Tuesday, 31 July 2012

Not a Review - Brave New World by Aldous Huxley (wriiten in 1931 and published in1932)


I've just finished reading this quite charming yet disturbing book of Aldous Huxley's 'fiction' Brave New World which was written in 1931. Their were times reading this book where I had a sudden urge to feed it into a paper shredder and throw the confetti on a bonfire and watch it go out in flames.

It is a difficult read and quite often I was confused as to what was happening.

The style of A.Huxley writing is fast paced and frantic, I can imagine that Darren Aronofsky (directed Requiem for a Dream, Pi etc) would be the only man to truly capture the boarder line schizophrenic story line.

It is noisy and chaotic giving the reader a feel of what it would be like to witness these events with a conciseness mind.

Yet according to the author himself, he believes that this 'fiction' is a more accurate prediction of the future (now) then George Orwell's 1984 (again now).

Babies will not be born to parents but be 'decanted' from test tubes. Their will be no Ma'ma or Pa'pa to speak of. At one time over 500 babies can be 'decanted' in mass production factories and takes a matter of days to be born which then they will be designated into three social classes. Then the conditioning starts.

One particular early chapter that shocked me was the conditioning processes. It made a profound effect on me because we are subjected to all these processes right now with T.V, film, music, video games etc that we sometimes don't stop and evaluate why we are the person we are today and in the case of young kids, who they will be in the near future.

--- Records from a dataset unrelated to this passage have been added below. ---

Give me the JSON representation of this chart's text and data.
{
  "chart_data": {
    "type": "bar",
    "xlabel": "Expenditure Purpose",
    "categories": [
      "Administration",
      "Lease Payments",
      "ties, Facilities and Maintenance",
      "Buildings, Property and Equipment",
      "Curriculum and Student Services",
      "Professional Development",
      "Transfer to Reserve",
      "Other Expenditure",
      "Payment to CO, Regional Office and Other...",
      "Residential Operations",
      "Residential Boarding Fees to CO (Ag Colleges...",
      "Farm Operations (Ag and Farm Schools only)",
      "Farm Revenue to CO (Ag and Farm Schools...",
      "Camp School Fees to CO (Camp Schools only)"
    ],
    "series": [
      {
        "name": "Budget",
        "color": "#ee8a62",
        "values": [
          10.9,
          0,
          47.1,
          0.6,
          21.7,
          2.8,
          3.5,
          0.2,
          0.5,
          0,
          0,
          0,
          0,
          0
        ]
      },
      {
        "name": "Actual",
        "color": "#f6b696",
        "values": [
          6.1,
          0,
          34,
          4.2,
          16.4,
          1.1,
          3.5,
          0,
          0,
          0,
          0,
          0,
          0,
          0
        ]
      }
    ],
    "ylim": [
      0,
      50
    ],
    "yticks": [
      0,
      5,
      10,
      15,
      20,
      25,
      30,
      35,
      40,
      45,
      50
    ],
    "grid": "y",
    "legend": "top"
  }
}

The story grows and the frank, graphic narrative is like a smelly foot in the face, the impact and the aroma lingers well after the initial blow.

Easy to Read: 3/5
Truth in Fiction: 4/5
Story: 5/5

The poster above is my reaction to 'Brave New World' which has one the conditioning songs featured in the book.

1 comment:

Le Hornet said...

You make deep reviews, can;t wait to see Just your everyday thoughts review. R.B baby.